Field Notes: Women in Rio- Deploying Social Media

September 18, 2012

Twenty years after climate change first hit the headlines at the Earth Summit of 1992, world leaders gathered again in Rio de Janeiro to talk sustainable development. The resulting “agreement” was a big fat letdown, but there were some bright spots.

From the beginning, the Rio+20 agenda focused far too little on women’s rights and voices, and especially around reproductive rights. So scrappy campaigners from around the world decided to do something about that. Even if they couldn’t get on the official agenda, they’d go to Rio and make noise about the linkages between women’s rights, population growth, and sustainable development. Resource Media set out to amplify the reproductive rights side conversation, using Rio+20 as a springboard to elevate the issue with an eye toward future opportunities like the London Family Planning Summit .

We organized a blogger briefing in the leadup to the event, inviting green “mommy” bloggers and international development writers alike to tee up the woman angle. We also built a Storify page to aggregate all the great social media content that we knew would be generated. We worked drive adoption and awareness of the #womenrio hashtag on Twitter, allowing advocates to stay tuned to each other’s work, engage more voices, and reach new audiences. Amplifying all the great work that took place on the ground in Rio created a ripple effect that became a small wave when Secretary of State Clinton came out swinging in favor of the inclusion of reproductive rights in the final agreement.

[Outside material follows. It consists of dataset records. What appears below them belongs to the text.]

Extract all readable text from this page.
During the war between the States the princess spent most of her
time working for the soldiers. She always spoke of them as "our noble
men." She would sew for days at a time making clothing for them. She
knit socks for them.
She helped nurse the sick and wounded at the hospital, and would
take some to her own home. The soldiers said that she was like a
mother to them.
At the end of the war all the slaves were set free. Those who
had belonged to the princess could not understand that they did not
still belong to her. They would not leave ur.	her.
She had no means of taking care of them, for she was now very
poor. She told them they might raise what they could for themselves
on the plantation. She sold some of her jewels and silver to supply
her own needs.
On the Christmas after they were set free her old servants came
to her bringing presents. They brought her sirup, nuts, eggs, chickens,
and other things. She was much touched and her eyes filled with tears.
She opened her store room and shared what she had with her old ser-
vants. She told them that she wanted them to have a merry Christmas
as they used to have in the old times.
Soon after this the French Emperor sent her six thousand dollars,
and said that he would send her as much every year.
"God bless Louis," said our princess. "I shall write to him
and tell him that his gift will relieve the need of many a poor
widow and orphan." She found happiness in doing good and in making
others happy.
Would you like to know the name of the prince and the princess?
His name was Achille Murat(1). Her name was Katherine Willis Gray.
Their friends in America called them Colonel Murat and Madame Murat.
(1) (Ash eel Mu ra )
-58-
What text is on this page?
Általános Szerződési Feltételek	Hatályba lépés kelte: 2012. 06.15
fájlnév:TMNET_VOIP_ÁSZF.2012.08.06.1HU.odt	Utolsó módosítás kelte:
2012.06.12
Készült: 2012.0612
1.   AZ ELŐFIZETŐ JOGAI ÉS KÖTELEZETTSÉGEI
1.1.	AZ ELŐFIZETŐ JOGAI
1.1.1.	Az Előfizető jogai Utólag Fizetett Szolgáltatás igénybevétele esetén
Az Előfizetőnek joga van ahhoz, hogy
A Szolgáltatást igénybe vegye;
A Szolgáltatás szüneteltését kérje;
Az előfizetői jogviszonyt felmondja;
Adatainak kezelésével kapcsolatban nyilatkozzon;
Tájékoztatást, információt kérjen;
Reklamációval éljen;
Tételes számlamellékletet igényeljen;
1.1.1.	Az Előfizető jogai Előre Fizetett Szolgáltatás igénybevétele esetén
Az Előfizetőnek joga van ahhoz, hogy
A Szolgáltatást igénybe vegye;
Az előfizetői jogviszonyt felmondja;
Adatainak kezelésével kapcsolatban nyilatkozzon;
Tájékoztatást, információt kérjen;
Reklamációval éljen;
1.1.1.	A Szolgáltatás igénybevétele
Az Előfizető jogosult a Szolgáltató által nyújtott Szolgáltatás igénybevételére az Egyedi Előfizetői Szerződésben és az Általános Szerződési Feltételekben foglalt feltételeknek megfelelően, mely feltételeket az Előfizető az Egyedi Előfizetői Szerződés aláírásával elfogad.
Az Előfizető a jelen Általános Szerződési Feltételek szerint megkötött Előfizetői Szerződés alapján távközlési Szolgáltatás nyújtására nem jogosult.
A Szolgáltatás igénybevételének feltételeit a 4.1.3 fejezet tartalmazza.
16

That effort ultimately failed, but the connection between family planning and sustainable development (and public health, quality of life, and economic prosperity) is gaining ground.

The takeaway? Focusing on big events like Rio+20 can be a smart investment even if you don’t expect to win, and sometimes because you don’t expect to win. Elevating the conversation can be just as important a victory for a longer-term campaign.